UBC Undergraduate Research

The Effect of Urban Land Use on Greater Vancouver Stream Ecosystem Health Sieg, Julie; Muller, Sienna

Abstract

Urbanization is known to lead to aquatic ecosystem degradation through pollution, eutrophication, and runoff. While the literature quantifies the health of these ecosystems by measuring the effect of abiotic variables over long time scales in relation to the watershed’s percent impervious surface coverage, the relationship between urbanization, abiotic stream health indicators, and macroinvertebrate assemblages is poorly understood. This study explores two streams with historically similar conditions but present-day distinctions due to urbanization: Seymour River and Still Creek. Temperature, pH, dissolved oxygen, turbidity, and conductivity measurements were conducted alongside benthic surveys of macroinvertebrate assemblages.
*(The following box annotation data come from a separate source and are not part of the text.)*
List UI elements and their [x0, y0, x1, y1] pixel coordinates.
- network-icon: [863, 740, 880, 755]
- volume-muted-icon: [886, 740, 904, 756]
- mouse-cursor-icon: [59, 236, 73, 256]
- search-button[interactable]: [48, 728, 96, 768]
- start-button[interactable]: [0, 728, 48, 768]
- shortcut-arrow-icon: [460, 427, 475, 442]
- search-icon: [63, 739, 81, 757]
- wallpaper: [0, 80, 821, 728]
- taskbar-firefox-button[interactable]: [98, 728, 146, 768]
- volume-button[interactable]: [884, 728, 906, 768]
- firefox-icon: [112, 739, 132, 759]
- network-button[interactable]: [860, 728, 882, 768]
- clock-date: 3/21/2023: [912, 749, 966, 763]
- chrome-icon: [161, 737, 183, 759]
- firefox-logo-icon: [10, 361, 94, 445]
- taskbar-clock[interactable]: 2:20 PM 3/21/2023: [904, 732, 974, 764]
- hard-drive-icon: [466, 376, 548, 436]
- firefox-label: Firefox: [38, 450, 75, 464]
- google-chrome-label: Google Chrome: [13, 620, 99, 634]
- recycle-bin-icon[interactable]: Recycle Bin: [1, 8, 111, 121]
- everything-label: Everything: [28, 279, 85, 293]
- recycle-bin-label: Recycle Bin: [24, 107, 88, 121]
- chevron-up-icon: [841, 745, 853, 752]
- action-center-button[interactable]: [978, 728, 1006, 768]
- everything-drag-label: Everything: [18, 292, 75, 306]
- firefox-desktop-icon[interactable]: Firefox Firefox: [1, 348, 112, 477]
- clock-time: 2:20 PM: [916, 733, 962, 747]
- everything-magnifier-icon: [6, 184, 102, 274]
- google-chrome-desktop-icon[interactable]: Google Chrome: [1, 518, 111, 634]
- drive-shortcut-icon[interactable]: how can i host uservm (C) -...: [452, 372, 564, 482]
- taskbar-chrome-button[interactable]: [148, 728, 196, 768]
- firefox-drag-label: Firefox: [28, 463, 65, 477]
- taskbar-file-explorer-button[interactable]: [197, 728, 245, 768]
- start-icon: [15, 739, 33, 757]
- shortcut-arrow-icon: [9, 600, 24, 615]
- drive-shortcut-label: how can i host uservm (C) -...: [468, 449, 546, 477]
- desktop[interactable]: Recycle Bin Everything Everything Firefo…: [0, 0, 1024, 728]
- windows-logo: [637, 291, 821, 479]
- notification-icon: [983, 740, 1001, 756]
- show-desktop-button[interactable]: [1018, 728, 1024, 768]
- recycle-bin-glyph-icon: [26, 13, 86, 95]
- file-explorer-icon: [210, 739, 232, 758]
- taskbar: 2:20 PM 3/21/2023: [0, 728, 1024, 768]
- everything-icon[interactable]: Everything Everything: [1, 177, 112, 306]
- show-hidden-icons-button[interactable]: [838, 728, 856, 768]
Through principal component analysis, impervious surfaces were found to be positively correlated with conductivity and temperature and negatively correlated with dissolved oxygen levels. Seymour River was found to support a more diverse range of environment-sensitive macroinvertebrates whereas Still Creek hosted a less diverse population of pollution-tolerant taxa, with EPT (taxa within Ephemeroptera, Plecoptera, and Trichoptera genuses) to total invertebrate indexes of 0.979 and 0 respectively. Abiotic indicators of stream health were determined to be applicable at both sites, revealing a correlation between less urbanized waterways and healthier aquatic ecosystems. The findings suggest that a stream watershed’s percent impervious surface coverage more greatly influences its health than the localized land use around each site.